Saturday, Jan. 31 -- Central Oregon is witnessing a rising number of feral cats. The latest estimate for the area shows about 10,600 feral cats in total, many of which cluster in groups.
"They can range from groups of four or five cats to 20 or more," says Board President Gail Jett with the Bend Spay and Neuter Project. "It's a big problem."
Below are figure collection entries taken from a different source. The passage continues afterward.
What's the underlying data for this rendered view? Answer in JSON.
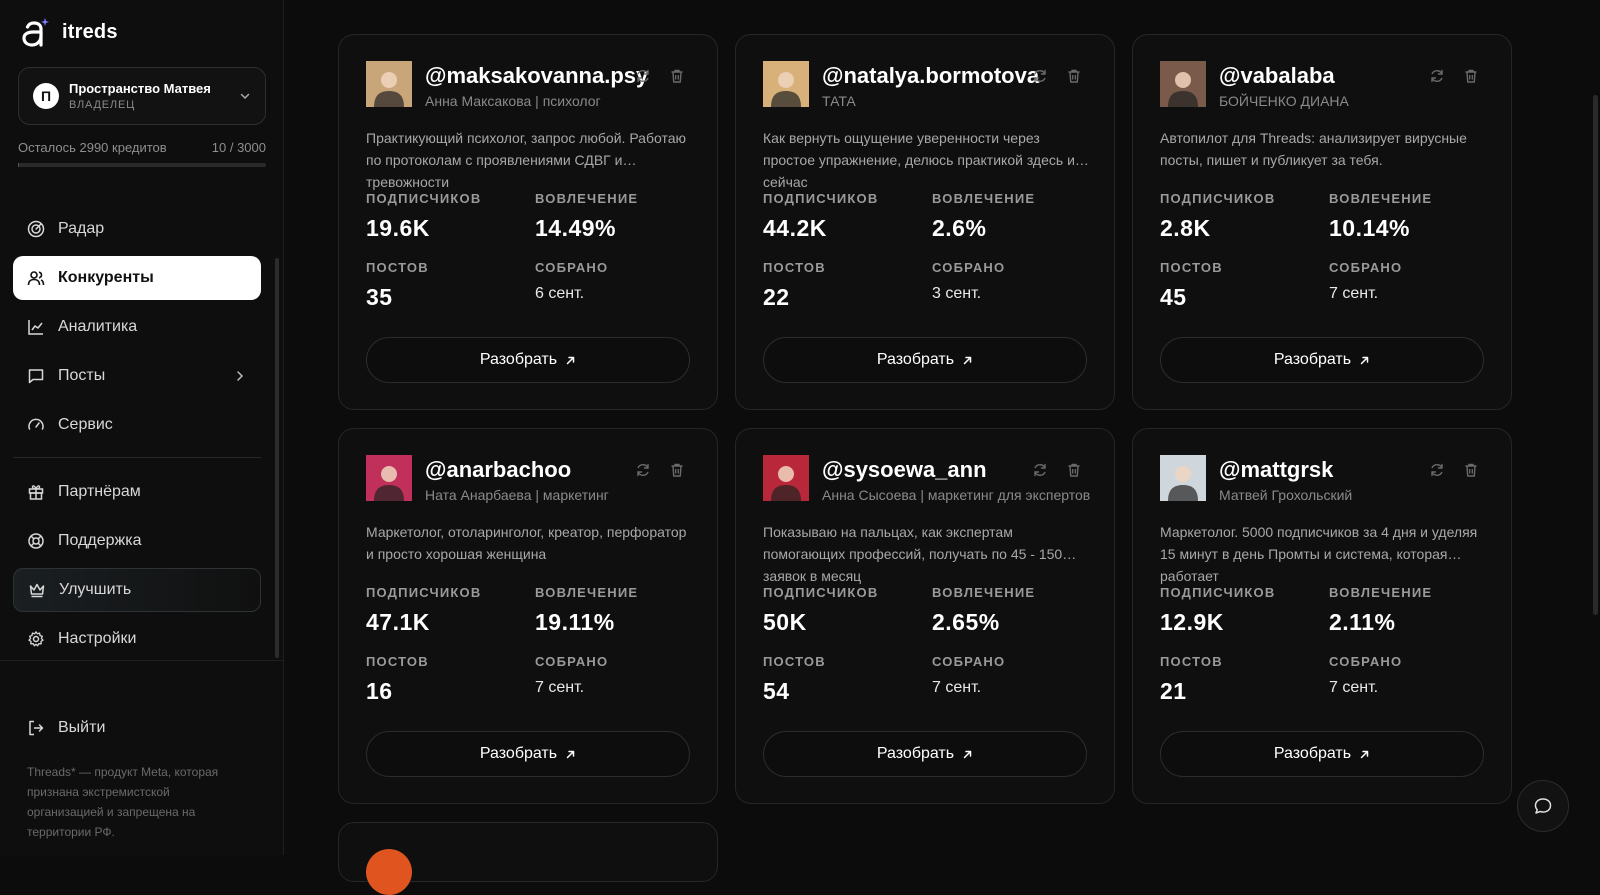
{
  "app": {
    "name": "itreds"
  },
  "workspace": {
    "name": "Пространство Матвея",
    "initial": "П",
    "role": "ВЛАДЕЛЕЦ"
  },
  "credits": {
    "remaining_text": "Осталось 2990 кредитов",
    "usage_text": "10 / 3000",
    "used_fraction": 0.0033
  },
  "nav": {
    "radar": "Радар",
    "competitors": "Конкуренты",
    "analytics": "Аналитика",
    "posts": "Посты",
    "service": "Сервис",
    "partners": "Партнёрам",
    "support": "Поддержка",
    "upgrade": "Улучшить",
    "settings": "Настройки",
    "logout": "Выйти"
  },
  "disclaimer": "Threads* — продукт Meta, которая признана экстремистской организацией и запрещена на территории РФ.",
  "labels": {
    "followers": "ПОДПИСЧИКОВ",
    "engagement": "ВОВЛЕЧЕНИЕ",
    "posts": "ПОСТОВ",
    "collected": "СОБРАНО",
    "analyze": "Разобрать"
  },
  "cards": [
    {
      "handle": "@maksakovanna.psy",
      "name": "Анна Максакова | психолог",
      "bio": "Практикующий психолог, запрос любой. Работаю по протоколам с проявлениями СДВГ и тревожности",
      "followers": "19.6K",
      "engagement": "14.49%",
      "posts": "35",
      "collected": "6 сент.",
      "avatar_color": "#c9a67a"
    },
    {
      "handle": "@natalya.bormotova",
      "name": "ТАТА",
      "bio": "Как вернуть ощущение уверенности через простое упражнение, делюсь практикой здесь и сейчас",
      "followers": "44.2K",
      "engagement": "2.6%",
      "posts": "22",
      "collected": "3 сент.",
      "avatar_color": "#d8b07a"
    },
    {
      "handle": "@vabalaba",
      "name": "БОЙЧЕНКО ДИАНА",
      "bio": "Автопилот для Threads: анализирует вирусные посты, пишет и публикует за тебя.",
      "followers": "2.8K",
      "engagement": "10.14%",
      "posts": "45",
      "collected": "7 сент.",
      "avatar_color": "#7a5a4a"
    },
    {
      "handle": "@anarbachoo",
      "name": "Ната Анарбаева | маркетинг",
      "bio": "Маркетолог, отоларинголог, креатор, перфоратор и просто хорошая женщина",
      "followers": "47.1K",
      "engagement": "19.11%",
      "posts": "16",
      "collected": "7 сент.",
      "avatar_color": "#c0305a"
    },
    {
      "handle": "@sysoewa_ann",
      "name": "Анна Сысоева | маркетинг для экспертов",
      "bio": "Показываю на пальцах, как экспертам помогающих профессий, получать по 45 - 150 заявок в месяц",
      "followers": "50K",
      "engagement": "2.65%",
      "posts": "54",
      "collected": "7 сент.",
      "avatar_color": "#b8283a"
    },
    {
      "handle": "@mattgrsk",
      "name": "Матвей Грохольский",
      "bio": "Маркетолог. 5000 подписчиков за 4 дня и уделяя 15 минут в день Промты и система, которая работает",
      "followers": "12.9K",
      "engagement": "2.11%",
      "posts": "21",
      "collected": "7 сент.",
      "avatar_color": "#cfd6dc"
    }
  ]
}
This weekend, the Central Oregon Cat Alliance -- made up of Bend Spay & Neuter, the Humane Society of Central Oregon and BrightSide Animal Center -- is holding a Town Hall Meeting to discuss the growing population of homeless cats. That takes place tonight, from 6:00 to 7:30 p.m. at the COCC Veterinary Technician Classroom in Redmond.
The alliance is looking to get people involved with volunteering, and is hoping to get more information out to the public. But Jett says it would be a mistake if people think volunteering means giving the feral cats to animal shelters.
"That doesn't solve the problem," Jett says. "When you remove a cat from an area, it creates what we call a vacuum effect. So what we're trying to do is leave these cats where they are. They can live very healthy lives."
The Bend Spay and Neuter Project practices what they call "trap, neuter and return." The organization has people bring the cats in -- after safely trapping them. Then staff sterilizes the cats, gives them a rabies vaccine, looks them over and tips their left ear before returning them to the wild.
One of the reasons for that: the national statistics show that there are roughly six to seven cats and four to five dogs born for every human in the country. That means there aren't enough homes for the cats to be placed in.
Jett says the Central Oregon population of feral cats can be kept sustainable, but that will only happen with help from the public. Most importantly, she says, be proactive.
"You do not need to let [the cats] have the first litter," Jett says. "One mother cat and her kittens, over a period of seven years -- if no one is altered -- you can give rise to about 420,000 cats."